Tectonics online and on-air

The BBC Scottish Symphony Orchestra has announced that its annual weekend of new and experimental music, curated by principal guest conductor Ilan Volkov and events promoter Alasdair Campbell, will go ahead this year on May 8 and 9.

Only weeks after last year’s programme had been announced, the 2020 event was one of the early casualties of the pandemic, with an immediate promise that it would return in 2021.

While audiences will still be unable to fill the many spaces of Glasgow’s City Halls and Old Fruitmarket complex for what has become a hugely popular event, a full programme of pre-recorded online performances and late-night broadcasts on BBC Radio 3 is promised this year.

The orchestra has three broadcast concerts before then, two of them also available to view on the BBC iPlayer. The second of those is a 50th birthday concert by Steven Osborne, who is celebrating that same anniversary with a recital at London’s Wigmore Hall on Friday March 12. The Glasgow concert is on Thursday, April 22 and is conducted by Martyn Brabbins. In a programme of music by Copland and Shostakovich, Osborne plays the Russian’s Piano Concerto No.2, which was written a birthday present for the composer’s son, Maxim. It is bracketed by Copland’s Appalachian Spring Suite and Quiet City, and the concert concludes with the suite Shostakovich made from his music for an avant-garde 1930s production of Hamlet.

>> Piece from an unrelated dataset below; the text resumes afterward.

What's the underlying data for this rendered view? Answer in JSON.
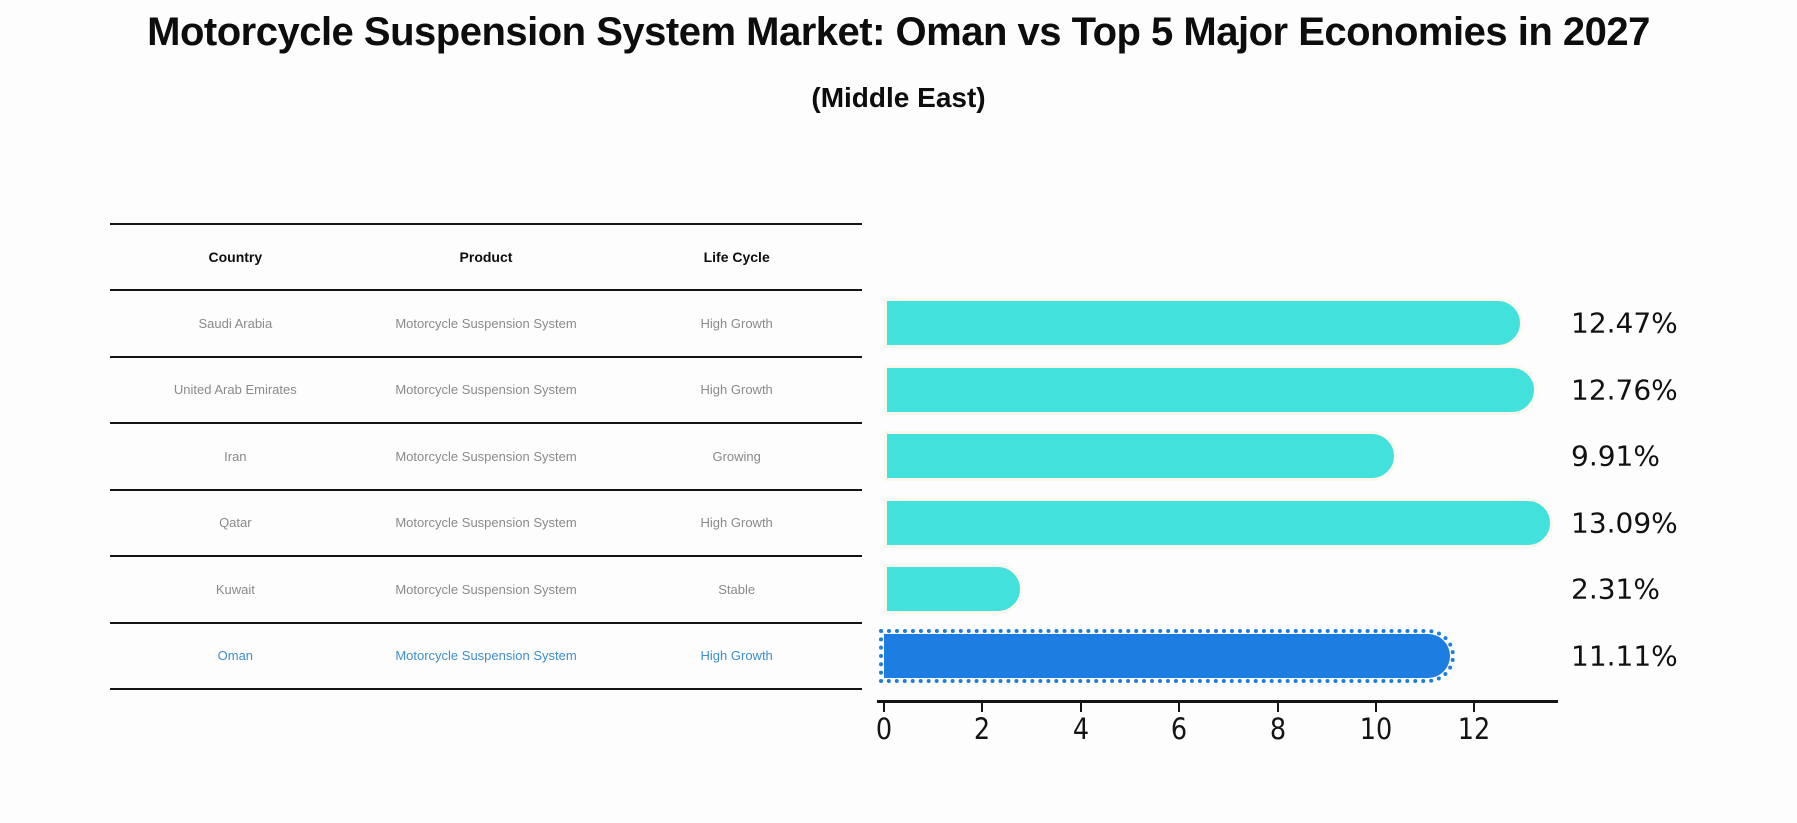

Earlier in April, violin and piano duo Elena Urioste and Tom Poster, whose kaleidoscopic home music sessions were one of the online hits of lockdown, join the orchestra to co-direct a programme entitled “Dreamscapes”. The title work, for violin and chamber orchestra is by Brazilian composer Clarice Assad, and is based on the composer’s researches into Rapid Eye Movement sleep. It is preceded by Arvo Part’s atmospheric and haunting Spiegel im Spiegel and Gerard Finzi’s Eclogue for Piano and Strings, and followed by Mendelssohn’s D Minor Concerto for Violin, Piano and String Orchestra, 54 years after the orchestra broadcast the UK premiere of the work.

The SSO is also in action next week, again under Brabbins and again available to view on the BBC i-Player. Sheku Kanneh-Mason is the soloist for the Dvorak Cello Concerto, performed on Thursday March 11 in George Morton’s reduced orchestration. The concert begins with contemporary American composer Augusta Read Thomas’s Plea for Peace and concludes with Sir James MacMillan’s signature 1989 work, Tryst.